What Went Wrong With Renewables Stocks?

 | Aug 30, 2023 03:02AM ET

Renewables stocks have slumped this year, with the largest thematic ETF (ICLN) down near 20%. This has been a doubly bitter pill for investors, with oil stocks (XLE (NYSE:XLE)) flat and tech surging. Renewable growing pains have been broad, from solar to wind and hydrogen to lithium. This has been driven by higher interest rates, cost pressures, and high expectations.

The hope is the worst of these headwinds is nearing an end, and underlying growth momentum still building. Pockets of strength, from EV’s to solar, have given some opportunity. ‘Big oil’s’ renewables pullback offers some competition relief. Whilst high fossil fuel prices, policy momentum, and energy security concern have boosted annual renewable investment to $1.7trn and rising. 

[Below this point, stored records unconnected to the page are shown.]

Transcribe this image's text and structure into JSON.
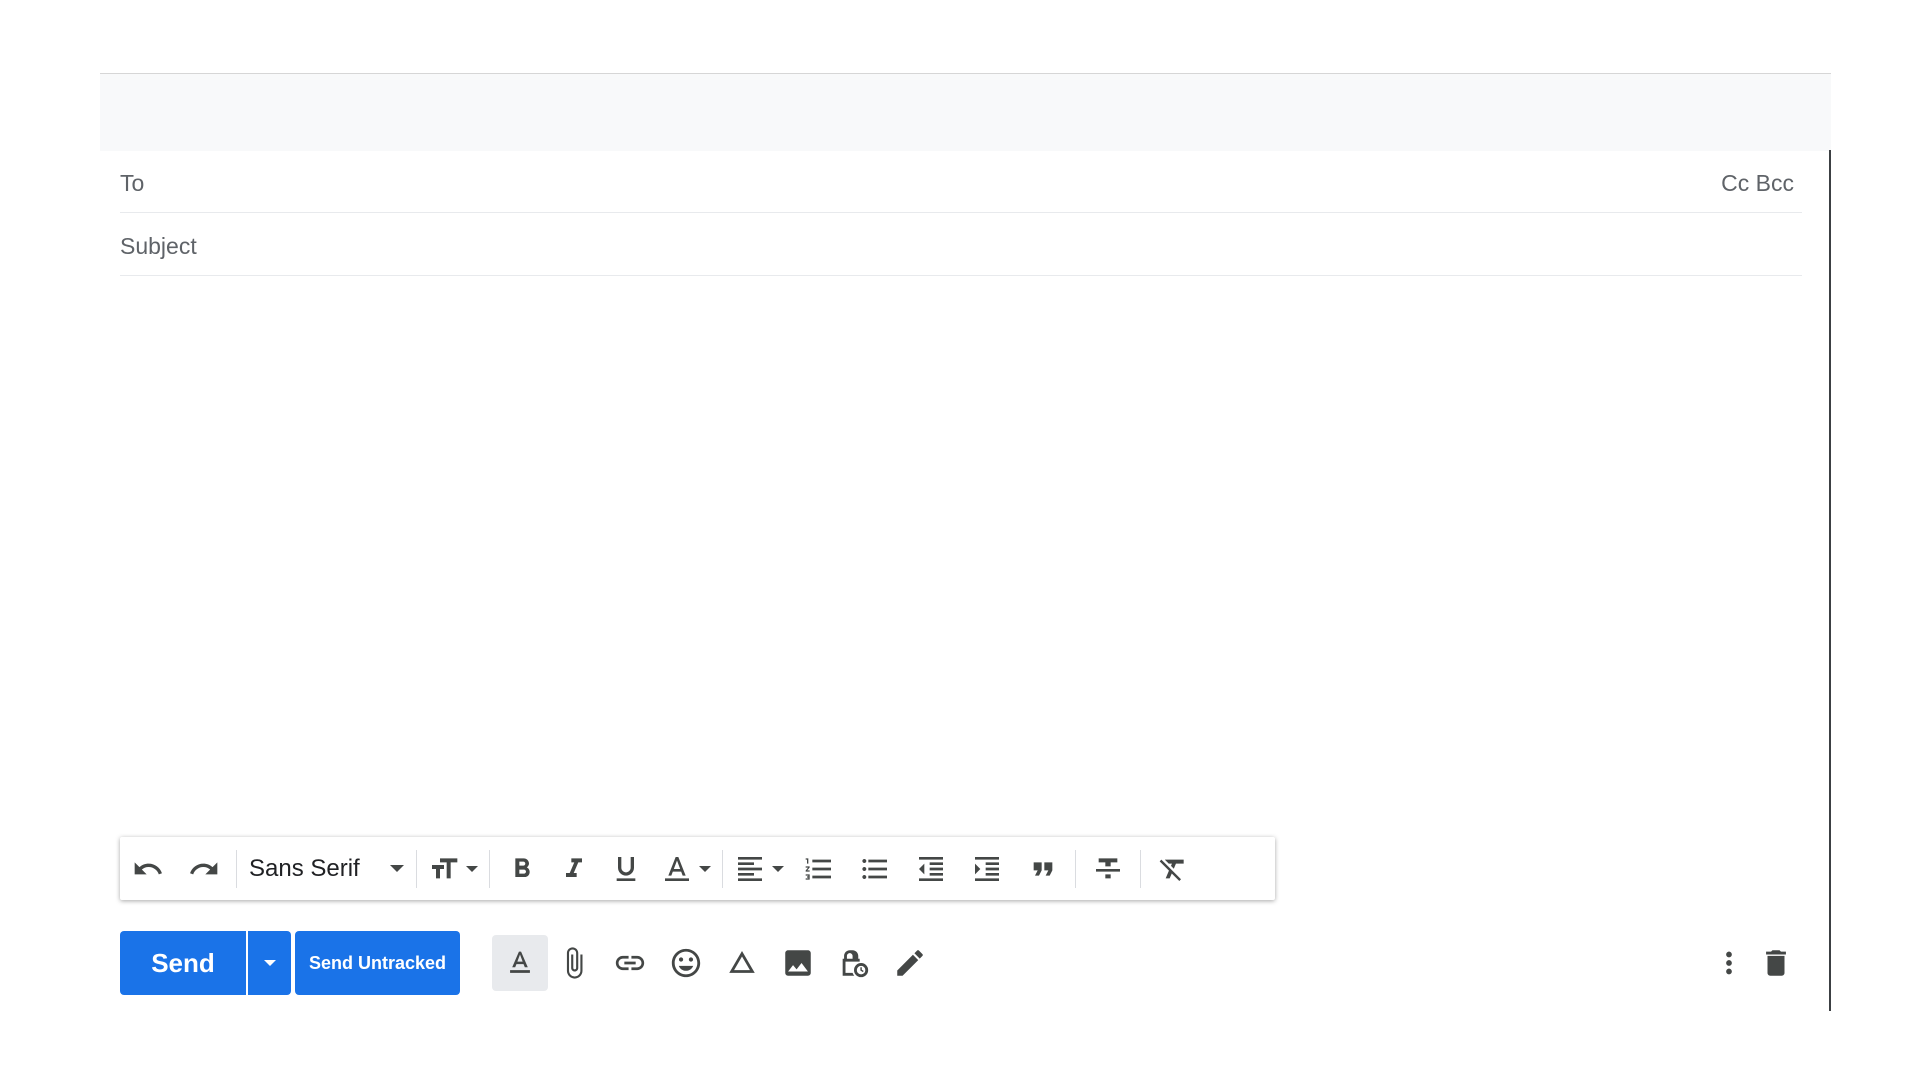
{
  "compose": {
    "to_label": "To",
    "cc_label": "Cc",
    "bcc_label": "Bcc",
    "subject_placeholder": "Subject"
  },
  "toolbar": {
    "font_family": "Sans Serif"
  },
  "actions": {
    "send_label": "Send",
    "send_untracked_label": "Send Untracked"
  },
  "colors": {
    "accent": "#1a73e8",
    "icon": "#444746",
    "header_bg": "#f8f9fa"
  }
}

Higher interest rates and trade distortions have slowed adoption and boosted costs for US solar stocks, from Enphase (ENPH) to SolarEdge (NASDAQ:SEDG). Whilst Europe’s offshore wind leaders from Vestas (VWS.CO) to Siemens Energy (ENR.DE) have been hit by surging material and turbine costs alongside higher financing rates and big oil competition. This has seen project cancellations and attempted rate renegotiations. Hydrogen pure-players Plug Power (NASDAQ:PLUG) to Bloom Energy (NYSE:BE) have struggled to gain scale and profitability. Whilst lithium miners, from Albemarle (NYSE:ALB) to SQM (SQM), were hit by normalizing prices and rising resource nationalism.

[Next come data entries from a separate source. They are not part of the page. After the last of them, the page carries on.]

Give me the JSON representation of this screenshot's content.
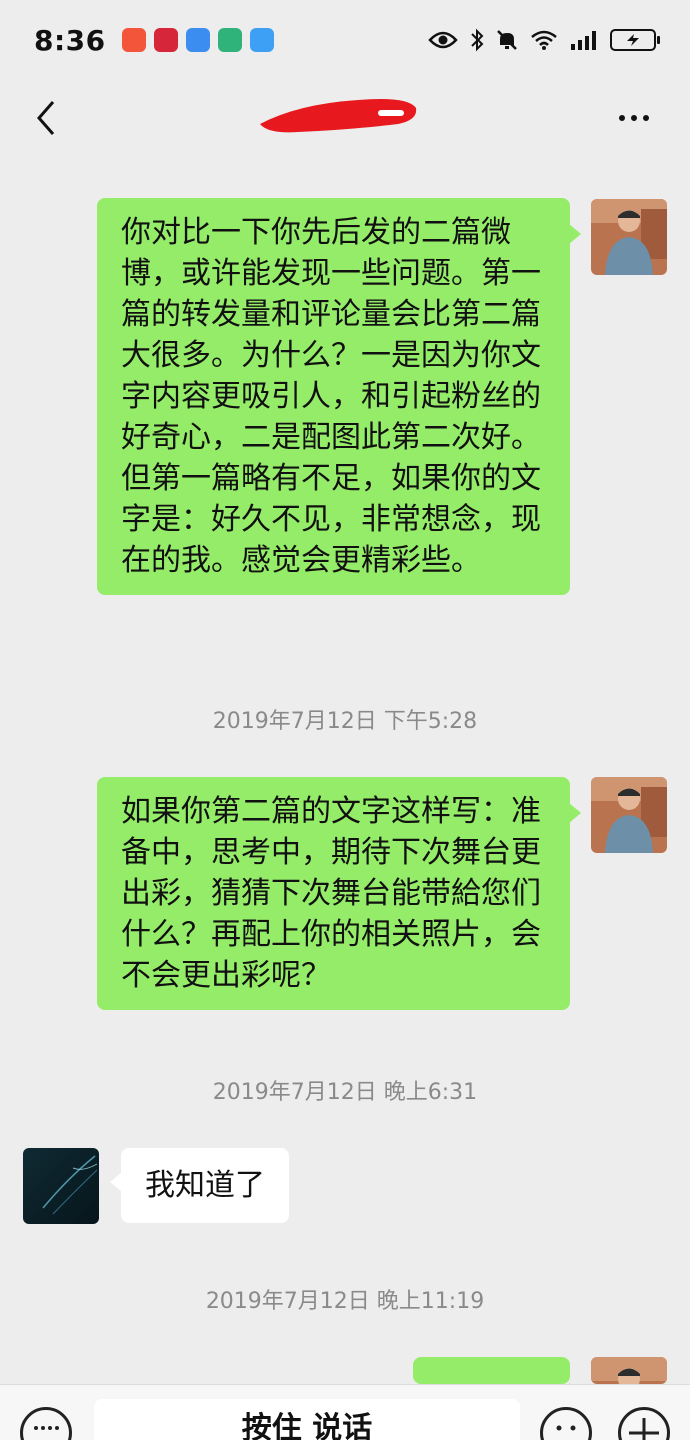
{
  "status_bar": {
    "time": "8:36",
    "app_icon_colors": [
      "#f2553a",
      "#d6263a",
      "#3b8df0",
      "#2fb37a",
      "#3da0f5"
    ]
  },
  "nav": {
    "back_icon": "chevron-left-icon",
    "more_icon": "more-dots-icon",
    "title_redaction_color": "#e8191e"
  },
  "messages": [
    {
      "direction": "out",
      "text": "你对比一下你先后发的二篇微博，或许能发现一些问题。第一篇的转发量和评论量会比第二篇大很多。为什么？一是因为你文字内容更吸引人，和引起粉丝的好奇心，二是配图此第二次好。但第一篇略有不足，如果你的文字是：好久不见，非常想念，现在的我。感觉会更精彩些。"
    },
    {
      "direction": "out",
      "text": "如果你第二篇的文字这样写：准备中，思考中，期待下次舞台更出彩，猜猜下次舞台能带給您们什么？再配上你的相关照片，会不会更出彩呢？"
    },
    {
      "direction": "in",
      "text": "我知道了"
    }
  ],
  "timestamps": [
    "2019年7月12日 下午5:28",
    "2019年7月12日 晚上6:31",
    "2019年7月12日 晚上11:19"
  ],
  "input_bar": {
    "hold_to_talk_label": "按住 说话",
    "left_icon": "keyboard-icon",
    "emoji_icon": "emoji-icon",
    "plus_icon": "plus-icon"
  },
  "colors": {
    "background": "#ededed",
    "outgoing_bubble": "#95ec69",
    "incoming_bubble": "#ffffff",
    "timestamp_text": "#8a8a8a"
  }
}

The rare renewables winners this year included First Solar (NASDAQ:FSLR) and Array (ARRY), helped by ‘made in USA’ support from the 2022 Inflation Reduction Act. And EV leaders, Tesla (NASDAQ:TSLA) to Li Auto (LI) and XPeng (NYSE:XPEV), have rebounded on continued strong volume growth with global EV penetration rates well under 5%. The recent step back in ‘big oil’ renewables ambition, from Shell (LON:SHEL) to BP (NYSE:BP.L), will slow overall adoption but also take some pressure off of returns. Whilst lower stock prices, with still strong growth, has improved valuations.